Hugh Manson and Muse’s Matt Bellamy have collaborated on dozens of guitars over the years. Many are one-of-kind Frankensteins with built-in Fuzz Factory circuits, sustainers, or onboard Korg Kaoss Pads.
Manson and Bellamy recently partnered with Cort to create the MBC-1 Matt Bellamy Signature model. While it’s largely based on Bellamy’s Manson MB1-S series, the Cort MBC-1 costs around 600 bucks—just a fraction of the Manson’s price. And even if it doesn’t have a built in Kaoss Pad like the original, it still boasts cool features like a video game-style kill button to enable some of Bellamy’s tone tricks.
Built Bellamy Tough
While the MBC-1 is relatively inexpensive, Cort didn’t cut corners. Some of that might be due to Manson’s involvement (which includes final setup and assembly). After serving as John Paul Jones’s guitar tech for several decades (and building some of JPJ’s custom basses) Manson and his team possess a wealth of knowledge and perspective.

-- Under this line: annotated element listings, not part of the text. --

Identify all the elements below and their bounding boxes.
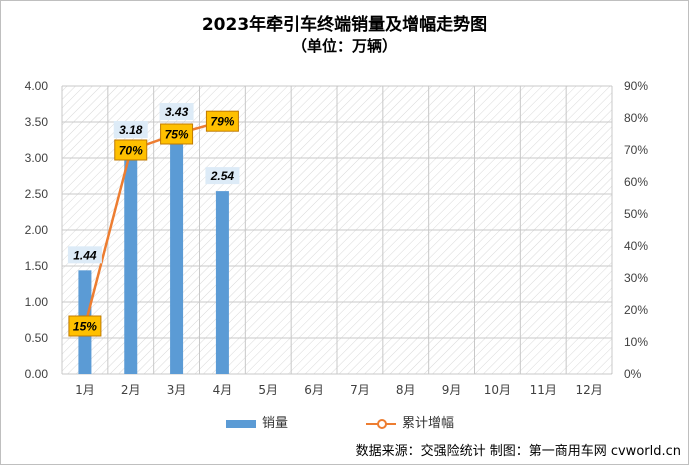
line-label-bg <box>68 315 102 337</box>
bar-data-label: 3.43 <box>165 105 189 119</box>
x-tick-label: 10月 <box>484 383 511 397</box>
bar-label-bg <box>113 121 148 139</box>
legend-label-sales: 销量 <box>262 416 289 431</box>
y-left-tick-label: 0.00 <box>25 367 49 381</box>
y-left-tick-label: 0.50 <box>25 331 49 345</box>
series-line-growth <box>83 119 223 327</box>
y-right-tick-label: 30% <box>624 271 648 285</box>
y-left-tick-label: 2.50 <box>25 187 49 201</box>
line-label-bg <box>160 123 194 145</box>
x-tick-label: 3月 <box>167 383 187 397</box>
x-tick-label: 5月 <box>258 383 278 397</box>
y-right-tick-label: 60% <box>624 175 648 189</box>
y-left-tick-label: 4.00 <box>25 79 49 93</box>
x-tick-label: 9月 <box>442 383 462 397</box>
bar-sales <box>170 127 184 374</box>
bar-data-label: 1.44 <box>73 248 97 262</box>
bar-label-bg <box>67 246 102 264</box>
x-tick-label: 4月 <box>213 383 233 397</box>
y-right-tick-label: 50% <box>624 207 648 221</box>
bar-label-bg <box>159 103 194 121</box>
line-data-label: 75% <box>165 128 189 142</box>
bar-data-label: 3.18 <box>119 123 143 137</box>
y-left-tick-label: 3.50 <box>25 115 49 129</box>
line-data-label: 79% <box>210 115 234 129</box>
bar-data-label: 2.54 <box>210 169 235 183</box>
bar-sales <box>215 191 229 374</box>
legend-item-growth: 累计增幅 <box>366 412 454 431</box>
line-data-label: 70% <box>119 144 143 158</box>
source-note: 数据来源：交强险统计 制图：第一商用车网 cvworld.cn <box>355 444 681 459</box>
y-right-tick-label: 10% <box>624 335 648 349</box>
y-right-tick-label: 90% <box>624 79 648 93</box>
legend-line-swatch <box>366 418 396 429</box>
legend-bar-swatch <box>226 419 256 428</box>
y-left-tick-label: 1.00 <box>25 295 49 309</box>
y-left-tick-label: 1.50 <box>25 259 49 273</box>
y-right-tick-label: 80% <box>624 111 648 125</box>
line-data-label: 15% <box>73 320 97 334</box>
line-label-bg <box>205 110 239 132</box>
legend-label-growth: 累计增幅 <box>402 416 455 431</box>
x-tick-label: 12月 <box>575 383 602 397</box>
chart-subtitle: （单位：万辆） <box>291 37 397 55</box>
line-label-bg <box>114 139 148 161</box>
legend-item-sales: 销量 <box>226 412 288 431</box>
x-tick-label: 8月 <box>396 383 416 397</box>
y-right-tick-label: 70% <box>624 143 648 157</box>
x-tick-label: 2月 <box>121 383 141 397</box>
y-right-tick-label: 0% <box>624 367 642 381</box>
bar-sales <box>124 145 138 374</box>
chart-title: 2023年牵引车终端销量及增幅走势图 <box>201 15 488 35</box>
x-tick-label: 1月 <box>75 383 95 397</box>
bar-label-bg <box>205 167 240 185</box>
x-tick-label: 11月 <box>530 383 557 397</box>
x-tick-label: 7月 <box>350 383 370 397</box>
y-left-tick-label: 2.00 <box>25 223 49 237</box>
x-tick-label: 6月 <box>304 383 324 397</box>
y-right-tick-label: 40% <box>624 239 648 253</box>
y-left-tick-label: 3.00 <box>25 151 49 165</box>
y-right-tick-label: 20% <box>624 303 648 317</box>
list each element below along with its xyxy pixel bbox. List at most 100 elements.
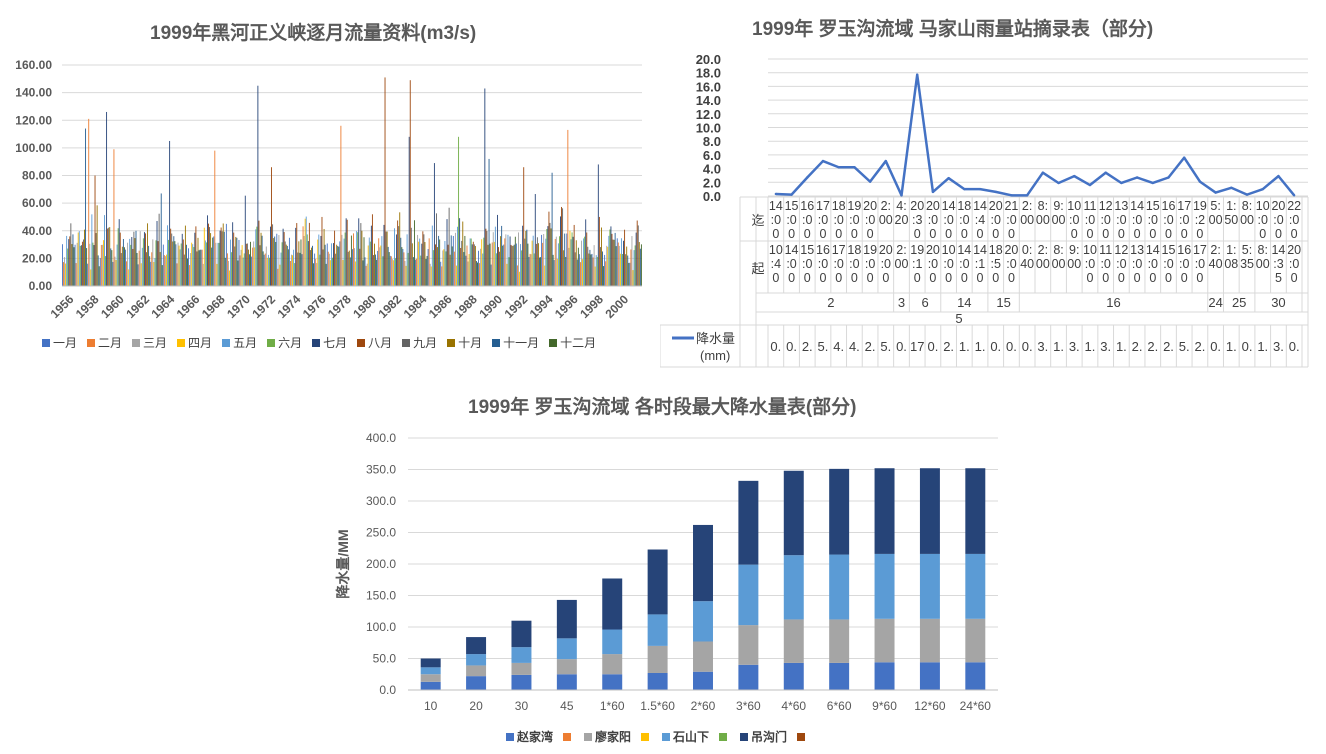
bar-1992-m1	[515, 243, 517, 286]
x-tick-label: 2*60	[691, 699, 716, 713]
value-cell: 5.	[880, 339, 891, 354]
bar-1989-m11	[488, 158, 490, 286]
bar-1965-m5	[179, 249, 181, 286]
start-time-cell: 13:0 0	[1130, 243, 1144, 285]
bar-1962-m2	[138, 250, 140, 286]
start-time-cell: 14:0 0	[957, 243, 971, 285]
bar-1977-m4	[329, 260, 331, 286]
bar-2001-m9	[637, 225, 639, 286]
bar-1956-m9	[70, 223, 72, 286]
start-time-cell: 18:5 0	[989, 243, 1003, 285]
x-tick-label: 20	[469, 699, 483, 713]
bar-1988-m9	[473, 244, 475, 286]
value-cell: 0.	[1242, 339, 1253, 354]
bar-1992-m6	[521, 250, 523, 286]
bar-1961-m3	[127, 242, 129, 286]
bar-1960-m10	[121, 246, 123, 286]
bar-1960-m12	[123, 247, 125, 286]
bar-1975-m11	[312, 245, 313, 286]
bar-1990-m10	[500, 236, 502, 286]
bar-1961-m6	[130, 244, 132, 286]
bar-1972-m6	[268, 257, 270, 286]
y-tick-label: 50.0	[373, 652, 397, 666]
stacked-bar-segment	[511, 647, 532, 663]
bar-2001-m3	[631, 236, 633, 286]
stacked-bar-segment	[466, 665, 487, 677]
bar-1962-m6	[142, 238, 144, 286]
bar-1977-m5	[330, 243, 332, 286]
bar-1981-m9	[385, 231, 387, 286]
bar-1981-m7	[383, 224, 385, 286]
stacked-bar-segment	[738, 564, 759, 626]
bar-1971-m2	[252, 247, 254, 286]
bar-1964-m5	[167, 225, 168, 286]
bar-1993-m8	[535, 243, 537, 286]
bar-1967-m9	[209, 227, 211, 286]
bar-1970-m2	[239, 255, 241, 286]
legend-item: 石山下	[662, 728, 709, 745]
bar-1996-m12	[577, 247, 579, 286]
bar-1966-m4	[191, 242, 193, 286]
series-unit: (mm)	[700, 348, 730, 363]
bar-1984-m11	[425, 259, 427, 286]
bar-1975-m2	[302, 226, 304, 286]
bar-1963-m2	[151, 252, 153, 286]
start-time-cell: 14:3 5	[1271, 243, 1285, 285]
stacked-bar-segment	[511, 620, 532, 648]
y-tick-label: 0.00	[29, 279, 53, 293]
x-tick-label: 1986	[426, 292, 455, 321]
bar-1972-m8	[271, 167, 272, 286]
bar-1957-m1	[74, 244, 76, 286]
bar-1969-m2	[226, 253, 228, 286]
bar-1978-m1	[339, 241, 341, 286]
bar-1981-m10	[386, 231, 388, 286]
bar-1980-m12	[376, 259, 378, 286]
x-tick-label: 1980	[350, 292, 379, 321]
bar-1986-m5	[444, 241, 446, 286]
value-cell: 2.	[1132, 339, 1143, 354]
bar-1989-m1	[478, 250, 479, 286]
bar-1970-m3	[240, 249, 242, 286]
bar-1995-m11	[564, 233, 566, 286]
legend-swatch	[132, 338, 141, 347]
bar-1998-m3	[593, 245, 595, 286]
value-cell: 2.	[865, 339, 876, 354]
x-tick-label: 1.5*60	[640, 699, 675, 713]
end-time-cell: 18:0 0	[957, 199, 971, 241]
bar-1968-m8	[220, 227, 222, 286]
bar-1958-m12	[98, 266, 100, 286]
bar-2001-m6	[634, 245, 636, 286]
bar-1985-m2	[428, 238, 430, 286]
x-tick-label: 45	[560, 699, 574, 713]
bar-1997-m9	[587, 246, 589, 286]
bar-1989-m7	[484, 88, 486, 286]
bar-1977-m12	[338, 246, 340, 286]
value-cell: 0.	[1210, 339, 1221, 354]
bar-1999-m6	[609, 229, 611, 286]
bar-1977-m7	[333, 243, 334, 286]
bar-1974-m3	[291, 254, 292, 286]
bar-1984-m7	[421, 243, 423, 286]
bar-1994-m10	[550, 228, 552, 286]
end-time-cell: 11:0 0	[1083, 199, 1096, 241]
bar-1963-m12	[161, 265, 163, 286]
bar-2001-m8	[636, 220, 638, 286]
bar-2000-m8	[624, 229, 626, 286]
y-tick-label: 350.0	[366, 463, 396, 477]
value-cell: 2.	[943, 339, 954, 354]
bar-1957-m12	[86, 248, 88, 286]
series-name: 降水量	[696, 331, 735, 346]
start-time-cell: 15:0 0	[800, 243, 814, 285]
bar-1969-m12	[237, 260, 239, 286]
bar-1960-m4	[115, 260, 117, 286]
bar-1994-m9	[549, 222, 551, 286]
legend-item: 二月	[87, 334, 122, 351]
value-cell: 4.	[849, 339, 860, 354]
bar-1982-m12	[401, 247, 403, 286]
bar-1990-m5	[494, 226, 496, 286]
legend-item	[563, 732, 574, 741]
bar-1997-m8	[586, 232, 588, 286]
legend-item: 八月	[357, 334, 392, 351]
bar-1967-m4	[203, 227, 205, 286]
bar-1964-m11	[173, 236, 175, 286]
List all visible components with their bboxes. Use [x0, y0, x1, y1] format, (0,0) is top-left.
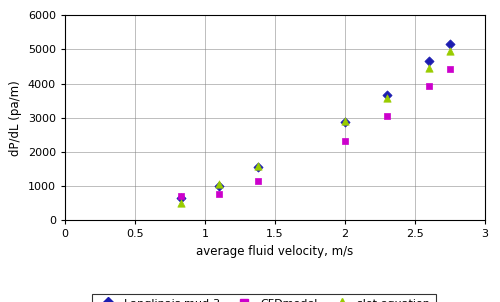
Point	[177, 201, 185, 205]
Point	[254, 164, 262, 169]
Point	[446, 42, 454, 47]
Point	[425, 59, 433, 64]
Point	[177, 193, 185, 198]
Point	[383, 95, 391, 100]
Point	[215, 182, 223, 187]
Point	[383, 114, 391, 118]
Point	[254, 179, 262, 184]
Point	[341, 139, 349, 144]
Point	[341, 119, 349, 124]
Point	[446, 48, 454, 53]
Y-axis label: dP/dL (pa/m): dP/dL (pa/m)	[10, 80, 22, 156]
Point	[177, 195, 185, 200]
Point	[425, 84, 433, 89]
Point	[254, 164, 262, 169]
Legend: Langlinais mud-3, CFDmodel, slot equation: Langlinais mud-3, CFDmodel, slot equatio…	[92, 294, 436, 302]
Point	[383, 92, 391, 97]
Point	[446, 67, 454, 72]
Point	[215, 192, 223, 197]
Point	[425, 66, 433, 71]
Point	[215, 183, 223, 188]
Point	[341, 120, 349, 125]
X-axis label: average fluid velocity, m/s: average fluid velocity, m/s	[196, 245, 354, 258]
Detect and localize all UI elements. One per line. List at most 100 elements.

Whatever the inspiration, the MBC-1 is replete with thoughtful design details. Locking tuners with thick, sturdy grips help ensure tuning stability. The irregular height of the machine heads creates an even break angle past the nut, improving resonance and eliminating the need for a string tree. I also appreciated the rout just past the last fret, which exposes the truss rod, facilitating fast and easy adjustments.
One slight concern is that the pickup selector switch is positioned next to the volume and tone knobs. While I didn’t have any issues, I can imagine some players inadvertently flicking the switch during aggressive strumming.
The basswood body’s unique single-cut design (with a slightly exaggerated upper horn) stands apart from Fender and Gibson clones. The matte-black finish was formulated to be extremely resilient and scratch-resistant. With its no-pickguard top and a stark rosewood fretboard free of position markers or inlays, the MBC-1 has both a tough, utilitarian guise and undeniable rock star appeal.
The Manson Touch
The Manson team oversees construction and final setup, so it’s no surprise that the playability was fantastic right out of the case. The wide, D-shaped, high-gloss maple neck has a compound radius fretboard with medium jumbo frets. It’s extremely comfortable, whether playing large chord shapes in the low register, bends around the 10th fret, or melodies past the 12th.
Manson’s custom pickup set consists of an alnico 5 bridge humbucker and a neck single-coil. Testing the MBC-1 with a Mesa/Boogie Mark IV amp, I was impressed by the high quality of these pickups. With many guitars in this price range, the first order of business is to swap out pickups. But these sound so nice that it’s hard to imagine an improvement unless you’re looking for a very specific sound that the Cort can’t deliver.
The bridge pickup has a bright, modern rock tone palette with plentiful, cutting mids and heaps of sustain. Using the Mesa’s lead channel, I could cover everything from hard rock to hyper-aggressive metal, depending on how I set the amp gain and the Cort’s volume knob. Even with the guitar volume down to about 4, I got surprisingly hot, lively, and dynamic blues-rock tones.
The neck pickup is beefy and warm. Even when I attacked the strings, turned up the guitar tone, and dialed up a clean, bright amp sound, things never got shrill. With the guitar’s volume knob rolled back a hair and using the Mesa’s rhythm channel, I got powerful, articulate blues-rock tones. While the pickups have unequal output, the volume shift between them feels organic.
The middle position pairs the single-coil and humbucker for rich tones with excellent mass and string detail. Fast single-note lines were easy to play, but maintained strong note-to-note clarity. This position was also great for funky rhythm work with a clean amp setting.
While I don’t quite have Matt Bellamy’s creative spirit, I had a blast putting the kill button to use. The video game-like button design is much easier to work than a toggle switch. This led me to a whole new relationship with the guitar’s sonic possibilities. Rather than just use the kill button for a staccato accent that I might employ once in a set, I connected a looping pedal and used my left hand to articulate a power chord progression with hammer-ons while using my right hand on the kill switch to create beats. I then layered various textural parts above that groove and gradually got into a trance-like state. The kill switch is more than a gimmick. It was a catalyst for an otherworldly musical exploration.
While I didn’t have an original Manson Bellamy for comparison, the MBC-1 is a quality instrument by any standard. For Bellamy fans, the kill button puts one of his signature effects at your fingertips. Even if you’re not a Muse devotee, the MBC-1 is a great axe that covers a huge range of styles at an accessible price.